A sangre fría, la no tan ambigua línea entre literatura y periodismo

Por Daniel Lara Hernández

El concepto de “pionero del nuevo periodismo”, es una placa que este libro carga desde el momento en que uno comienza a leerlo. Sobre todo, si se toma en cuenta todo el contexto de dicho género. En pocas palabras, la constante comparativa con Operación masacre de Rodolfo Walsh.

El libro en sí es una magnifica mezcolanza de investigación periodística, es decir, investigación de campo, entrevistas, testimonios, narración a manera de crónica e incluso fragmentos de directa opinión que podrían ser considerados fragmentos de artículos en los que el escritor/periodista ocupa el centro de lo que se está hablando. En propias palabras de Capote, “el arte del escuchar y el oír.”

Todo este trabajo de investigación se genera desde el momento en el que Capote realiza el viaje hacia Kansas, a partir del interés que el caso del asesinato de la familia Clutter (Herbert, Bonnie, Nancy y Kenyon).

En este apartado es imperativo subrayar la importancia que dicho proceso tiene, ya que, para la adecuada redacción o creación de un buen reportaje, es necesario empaparse de forma casi total del tema que se pretende abordar y qué mejor manera de hacer eso que desplazándose hacia la fuente de lo acontecido.

Dentro de la misma arista, la investigación de Capote se había dado casi por concluida hasta el momento en que, por medio de los partes policiacos, Capote pudo establecer contacto directo con los asesinos, Perry Smith y Richard Hickock, que habían sido detenidos en Las Vegas y trasladados de regreso a Kansas.

Esta cuestión adquiere una relevancia medular debido a que es en ese momento en que Capote comienza realmente a hilvanar todos los hechos de su trabajo previo.

Otro aspecto interesante es el hablar de la subjetividad en el periodismo. Evidentemente, dentro del género del que estamos hablando, no hay cabida para lo que conocemos como creación y desarrollo de personajes, puesto se trata con personas reales.

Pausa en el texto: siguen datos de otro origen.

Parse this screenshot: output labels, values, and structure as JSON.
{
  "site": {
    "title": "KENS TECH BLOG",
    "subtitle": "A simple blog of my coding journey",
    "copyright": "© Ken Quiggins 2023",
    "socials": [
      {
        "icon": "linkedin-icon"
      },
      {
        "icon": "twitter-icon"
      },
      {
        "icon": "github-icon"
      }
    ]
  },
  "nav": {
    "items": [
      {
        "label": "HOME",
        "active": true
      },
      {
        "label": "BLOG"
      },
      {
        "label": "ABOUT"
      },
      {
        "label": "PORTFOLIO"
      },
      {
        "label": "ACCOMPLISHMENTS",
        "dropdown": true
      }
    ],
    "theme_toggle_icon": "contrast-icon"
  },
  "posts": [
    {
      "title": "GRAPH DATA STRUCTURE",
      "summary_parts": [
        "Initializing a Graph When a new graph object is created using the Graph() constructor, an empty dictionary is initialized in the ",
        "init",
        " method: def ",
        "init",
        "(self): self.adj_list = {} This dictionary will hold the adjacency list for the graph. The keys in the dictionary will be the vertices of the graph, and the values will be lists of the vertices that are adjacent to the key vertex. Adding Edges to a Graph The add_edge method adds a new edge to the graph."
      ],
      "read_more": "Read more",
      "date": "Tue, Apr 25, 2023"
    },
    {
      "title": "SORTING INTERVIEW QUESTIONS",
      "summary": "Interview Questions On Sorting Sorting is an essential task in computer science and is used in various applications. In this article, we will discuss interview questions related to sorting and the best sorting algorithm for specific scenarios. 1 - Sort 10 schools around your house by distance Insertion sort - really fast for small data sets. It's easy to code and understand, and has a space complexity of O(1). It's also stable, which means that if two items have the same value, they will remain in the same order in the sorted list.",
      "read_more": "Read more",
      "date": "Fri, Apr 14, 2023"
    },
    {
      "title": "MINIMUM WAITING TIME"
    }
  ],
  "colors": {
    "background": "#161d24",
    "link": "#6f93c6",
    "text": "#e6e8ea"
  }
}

En pocas palabras, si bien hay una hibridación entre el campo literario y el periodístico, no hay un retrato de los individuos que intervienen en el libro.

No hay buenos o malos. Hay una estampa de las personas reales. Por ejemplo, uno tiende a tener un cierto sentimiento de cercanía con los asesinos en distintos pasajes del libro. Esto no es porque haya un proceso de justificación de sus actos o porque uno encuentre resquicios de empatía al respecto, sino porque la manera en que Capote nos los presenta carece de sesgo, lo que significa que se nos pone ante nosotros no una caracterización simbólica, sino dos personas.

Ahora bien, toda esta cuestión es bastante compresible y cuenta con sus cualidades al desnudo en teoría, pero en la práctica es diferente. El famoso cuento de nunca acabar entre lo que realmente pasó y lo que se dice que pasó también es un factor relevante en el libro.

Capote siempre se jactó de que lo que él escribió era la verdad o, por lo menos, lo más cercano a la verdad. Aquí es donde entramos en conflicto, ya que la relación entre Capote y Perry había adquirido tintes cercanos a una amistad fuera de los cánones aceptados.

Los problemas a nivel moral a los que se enfrentó Capote son uno de los reflejos más exactos de lo que un periodista pude atravesar en casos similares. Ahí es donde se pone sobre la balanza el peso del ejercicio y la profesión con la ética de la misma y, claro, la personal.

Si bien es cierto que el proceso narrativo de Capote pretende presentar todos los lados del cubo de situaciones, tampoco es secreto de nadie que cualesquiera de los procesos de análisis están sujetos a una fuerte condición de valores, opiniones y matices que, ultimadamente, repercuten de manera directa en la labor periodística.

Lo más destacable del trabajo de Capote es la manera en que estructura el reportaje. Todo el proceso de construcción está perfectamente ejemplificado en el libro, desde lo más básico hasta los dilemas de narración y juicio.

Dentro del campo periodístico, A sangre fría es un ejemplo perfecto de la no tan ambigua separación entre periodismo y literatura, así como la correcta elaboración de todo lo que significa el ejercicio periodístico.